I have a lot of respect for these people. Doing something that influential people in your life perceive as risky and reckless takes courage. Or conscious ignorance, which I also greatly respect.
I recently read an article that stated new research proved that there was a gene correlating with travel. People with this ‘travel gene’ are said to embrace movement, change and adventure more than others, which is typically prevalent in people with a genetic history of travel and migration.
Whilst reading this article I experienced a variety of trivial, weird sensations – a pang of sadness, a slight sense of insecurity, even annoyance for scientists making such a far-fetched claim.
What if I didn’t have this gene? Did that mean the one thing I truly love in life isn’t legitimate? Is the fact I live and breathe travel not enough because it doesn’t run in my blood, my family history, make up the building blocks of who I am?
At 17 years old I explicitly remember telling a friend at the time I had no desire to travel. None. I wanted to run a business, stay with my friends, party…. She was shocked but I was adamant I did not feel the need. Oh how times have drastically changed.
But there was this time – not even 10 years ago, that the idea of travel was unappealing, distinctly uncomfortable in fact. That is why I am sure my current desire to make travel my life is not in my DNA.
Hell, it doesn’t need to be. I learnt to love it.
I know there are many people like me out there. Perhaps those people who discovered travel later in life, or later than they’d like.
This should not lessen our claims as travellers. Nor should the fact that others have seen or know more overshadow the way travelling makes us feel.
We were simply a step behind but the moment we left our front door with passport in hand, we took a leap forward to stand on par.
It doesn’t really matter how we got here.
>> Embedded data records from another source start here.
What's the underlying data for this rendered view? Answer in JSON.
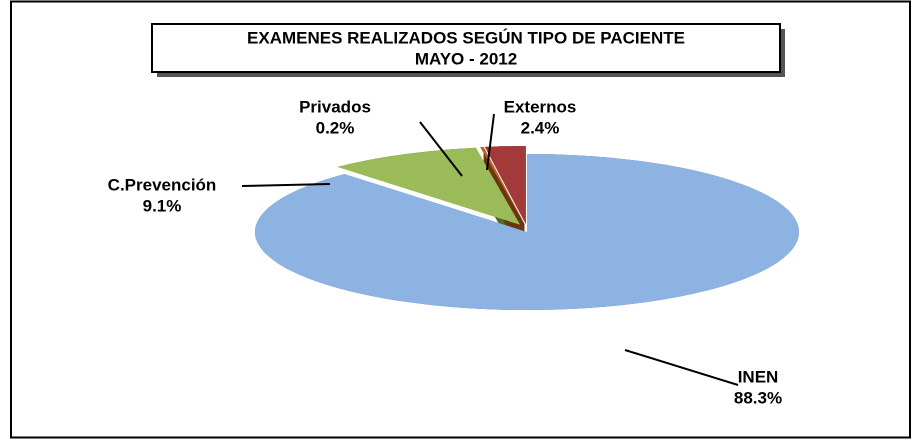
{
  "chart_data": {
    "type": "pie",
    "title": "EXAMENES REALIZADOS SEGÚN TIPO DE PACIENTE",
    "subtitle": "MAYO  - 2012",
    "categories": [
      "INEN",
      "C.Prevención",
      "Privados",
      "Externos"
    ],
    "values": [
      88.3,
      9.1,
      0.2,
      2.4
    ],
    "value_labels": [
      "88.3%",
      "9.1%",
      "0.2%",
      "2.4%"
    ],
    "colors": [
      "#8db3e2",
      "#9bbb59",
      "#c0601e",
      "#a33a3a"
    ]
  }
}
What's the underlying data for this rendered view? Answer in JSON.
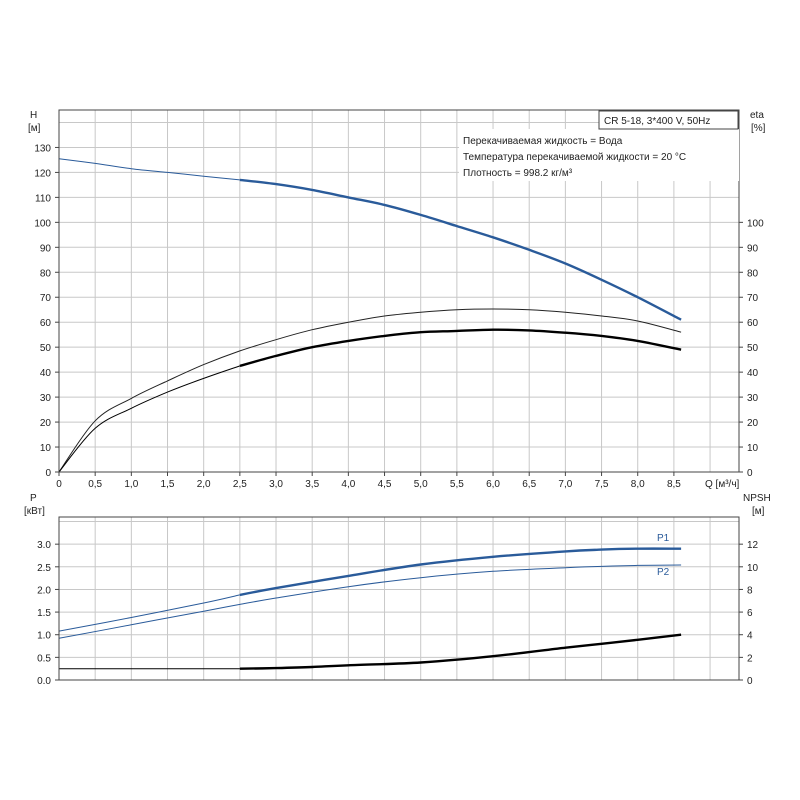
{
  "chart_data": [
    {
      "type": "line",
      "id": "top",
      "info_box": {
        "model": "CR 5-18, 3*400 V, 50Hz",
        "lines": [
          "Перекачиваемая жидкость = Вода",
          "Температура перекачиваемой жидкости = 20 °C",
          "Плотность = 998.2 кг/м³"
        ]
      },
      "x_label": "Q [м³/ч]",
      "x_ticks": [
        "0",
        "0,5",
        "1,0",
        "1,5",
        "2,0",
        "2,5",
        "3,0",
        "3,5",
        "4,0",
        "4,5",
        "5,0",
        "5,5",
        "6,0",
        "6,5",
        "7,0",
        "7,5",
        "8,0",
        "8,5"
      ],
      "xlim": [
        0,
        9.4
      ],
      "left_axis": {
        "name": "H",
        "unit": "[м]",
        "ylim": [
          0,
          145
        ],
        "ticks": [
          "0",
          "10",
          "20",
          "30",
          "40",
          "50",
          "60",
          "70",
          "80",
          "90",
          "100",
          "110",
          "120",
          "130"
        ]
      },
      "right_axis": {
        "name": "eta",
        "unit": "[%]",
        "ylim": [
          0,
          145
        ],
        "ticks": [
          "0",
          "10",
          "20",
          "30",
          "40",
          "50",
          "60",
          "70",
          "80",
          "90",
          "100"
        ]
      },
      "series": [
        {
          "key": "H",
          "axis": "left",
          "color": "#2a5b9a",
          "x": [
            0,
            0.5,
            1.0,
            1.5,
            2.0,
            2.5,
            3.0,
            3.5,
            4.0,
            4.5,
            5.0,
            5.5,
            6.0,
            6.5,
            7.0,
            7.5,
            8.0,
            8.6
          ],
          "y": [
            125.5,
            123.6,
            121.5,
            120.0,
            118.5,
            117.0,
            115.3,
            113.0,
            110.0,
            107.0,
            103.0,
            98.5,
            94.0,
            89.0,
            83.5,
            77.0,
            70.0,
            61.0
          ],
          "bold_from": 2.5
        },
        {
          "key": "eta-upper",
          "axis": "right",
          "color": "#222222",
          "x": [
            0,
            0.5,
            1.0,
            1.5,
            2.0,
            2.5,
            3.0,
            3.5,
            4.0,
            4.5,
            5.0,
            5.5,
            6.0,
            6.5,
            7.0,
            7.5,
            8.0,
            8.6
          ],
          "y": [
            0,
            20.5,
            29.5,
            36.5,
            43.0,
            48.5,
            53.0,
            57.0,
            60.0,
            62.5,
            64.0,
            65.0,
            65.3,
            65.0,
            64.0,
            62.5,
            60.5,
            56.0
          ],
          "bold_from": null
        },
        {
          "key": "eta",
          "axis": "right",
          "color": "#000000",
          "x": [
            0,
            0.5,
            1.0,
            1.5,
            2.0,
            2.5,
            3.0,
            3.5,
            4.0,
            4.5,
            5.0,
            5.5,
            6.0,
            6.5,
            7.0,
            7.5,
            8.0,
            8.6
          ],
          "y": [
            0,
            17.5,
            25.5,
            32.0,
            37.5,
            42.5,
            46.5,
            50.0,
            52.5,
            54.5,
            56.0,
            56.5,
            57.0,
            56.7,
            55.8,
            54.5,
            52.5,
            49.0
          ],
          "bold_from": 2.5
        }
      ]
    },
    {
      "type": "line",
      "id": "bottom",
      "left_axis": {
        "name": "P",
        "unit": "[кВт]",
        "ylim": [
          0,
          3.6
        ],
        "ticks": [
          "0.0",
          "0.5",
          "1.0",
          "1.5",
          "2.0",
          "2.5",
          "3.0"
        ]
      },
      "right_axis": {
        "name": "NPSH",
        "unit": "[м]",
        "ylim": [
          0,
          14.4
        ],
        "ticks": [
          "0",
          "2",
          "4",
          "6",
          "8",
          "10",
          "12"
        ]
      },
      "xlim": [
        0,
        9.4
      ],
      "series": [
        {
          "key": "P1",
          "label": "P1",
          "axis": "left",
          "color": "#2a5b9a",
          "x": [
            0,
            1.0,
            2.0,
            2.5,
            3.0,
            4.0,
            5.0,
            6.0,
            7.0,
            7.5,
            8.0,
            8.6
          ],
          "y": [
            1.08,
            1.38,
            1.7,
            1.88,
            2.03,
            2.3,
            2.55,
            2.72,
            2.84,
            2.88,
            2.9,
            2.9
          ],
          "bold_from": 2.5
        },
        {
          "key": "P2",
          "label": "P2",
          "axis": "left",
          "color": "#2a5b9a",
          "x": [
            0,
            1.0,
            2.0,
            2.5,
            3.0,
            4.0,
            5.0,
            6.0,
            7.0,
            7.5,
            8.0,
            8.6
          ],
          "y": [
            0.92,
            1.22,
            1.52,
            1.67,
            1.81,
            2.06,
            2.26,
            2.4,
            2.48,
            2.51,
            2.53,
            2.54
          ],
          "bold_from": null
        },
        {
          "key": "NPSH",
          "axis": "right",
          "color": "#000000",
          "x": [
            0,
            1.0,
            2.0,
            2.5,
            3.0,
            3.5,
            4.0,
            5.0,
            6.0,
            7.0,
            7.5,
            8.0,
            8.6
          ],
          "y": [
            1.0,
            1.0,
            1.0,
            1.0,
            1.05,
            1.15,
            1.3,
            1.55,
            2.1,
            2.85,
            3.2,
            3.55,
            4.0
          ],
          "bold_from": 2.5
        }
      ]
    }
  ]
}
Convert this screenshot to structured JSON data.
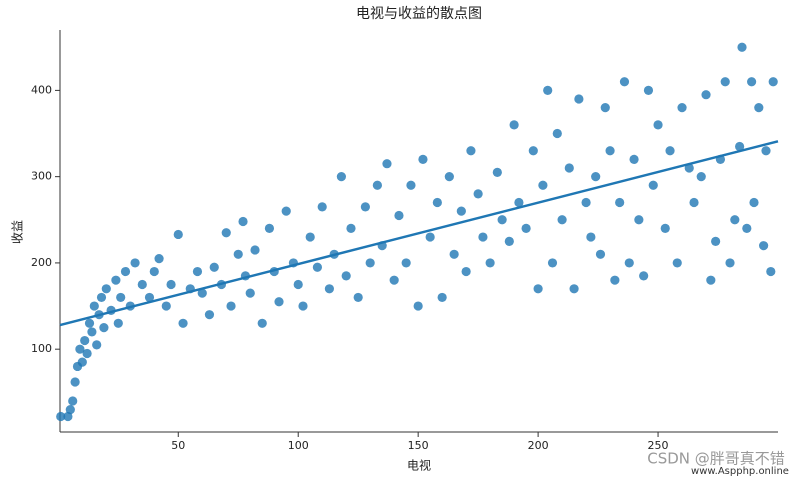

Yet I will always take a little bit of pride knowing I was one of these people who wasn’t born or brought up with travel. Through bumbling clumsily through it to the horror of my family, through loosing bank cards in Laos, through getting scammed in Jamaica, through being stranded alone on islands in Cambodia, I became addicted to the adrenaline of it. Because of this, at 26 years old, I will now live my life to travel and completely of my own accord too.
Our allegiance to travel is no less strong than those who have 20 years of experience on us. The important thing is that we are here now and discovered it at a time that was right for our own personal clock.
That, I think, is all that really matters.